Ziekte- en plaagresistentie
De struik is resistent tegen ziekten en plagen, dus preventieve behandelingen zijn niet nodig. Echte meeldauw, grijze schimmel, anthracnose en moniliose kunnen gevaarlijk zijn. Wanneer deze ziekten verschijnen, helpt behandeling met fungiciden.
De gevaarlijkste plagen zijn vogels, het is noodzakelijk om het rijpende gewas te bedekken met een net van hen. Insecten kunnen aanvallen: mot, kever, bladworm. Grote insecten worden met de hand verwijderd en kleine en larven worden vernietigd met insecticiden.

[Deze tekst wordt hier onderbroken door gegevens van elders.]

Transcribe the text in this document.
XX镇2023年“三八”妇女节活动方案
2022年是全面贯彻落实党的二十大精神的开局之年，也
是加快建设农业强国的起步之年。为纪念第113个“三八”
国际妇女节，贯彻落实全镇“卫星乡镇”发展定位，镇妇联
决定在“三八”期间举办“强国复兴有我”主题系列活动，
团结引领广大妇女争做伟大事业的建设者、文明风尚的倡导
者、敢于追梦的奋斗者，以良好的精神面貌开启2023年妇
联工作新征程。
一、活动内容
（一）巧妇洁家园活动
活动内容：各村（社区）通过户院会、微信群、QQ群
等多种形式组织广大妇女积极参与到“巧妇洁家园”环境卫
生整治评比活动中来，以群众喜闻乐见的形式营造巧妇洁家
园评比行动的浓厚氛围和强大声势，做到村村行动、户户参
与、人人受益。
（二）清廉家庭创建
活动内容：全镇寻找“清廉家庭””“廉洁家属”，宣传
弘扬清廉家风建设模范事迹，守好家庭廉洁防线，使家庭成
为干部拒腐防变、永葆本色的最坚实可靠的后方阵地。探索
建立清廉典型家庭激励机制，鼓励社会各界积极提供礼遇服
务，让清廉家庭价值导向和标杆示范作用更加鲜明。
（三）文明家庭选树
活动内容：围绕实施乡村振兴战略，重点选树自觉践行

Winterhardheid en de behoefte aan beschutting
De struik heeft een zeer hoge winterhardheid en vorstbestendigheid, hij is bestand tegen temperaturen tot -37 graden. Om hoge opbrengsten te verkrijgen, wordt aanbevolen om in de winter te beschermen: met jute, spingebonden, een dikke laag sneeuw. In vergelijking met andere soorten is North Country droogtetolerant.
Locatie en bodemvereisten
De plant geeft de voorkeur aan verlichte plekken, beschut tegen de wind. Het past zich goed aan elke grondsoort aan. De bosbessenvariëteit houdt van poreuze en zure grond, groeit goed op turf, zand en zandige leem met verrot bladafval. Vruchtbare zwarte grond is niet geschikt voor deze cultuur. Gebieden met dicht liggend grondwater worden niet aanbevolen, in het geval van aanplant vullen ze hoge bedden op en zorgen ze voor drainage. Turf en zand moeten worden toegevoegd aan zware grond.
Overzicht van recensies
Tuinders, wanneer ze voor het eerst bosbessen op de site planten, ervaren vaak de kieskeurigheid van de samenstelling en zuurgraad van de grond: zelfs op vruchtbare grond begint de struik te verdorren. Het gewas verschijnt alleen met de juiste aanplant en verzorging van de struiken, daarnaast moeten ook andere variëteiten worden geplant. De bessen zijn erg lekker, dit is een echte voorraad vitamines voor het hele gezin.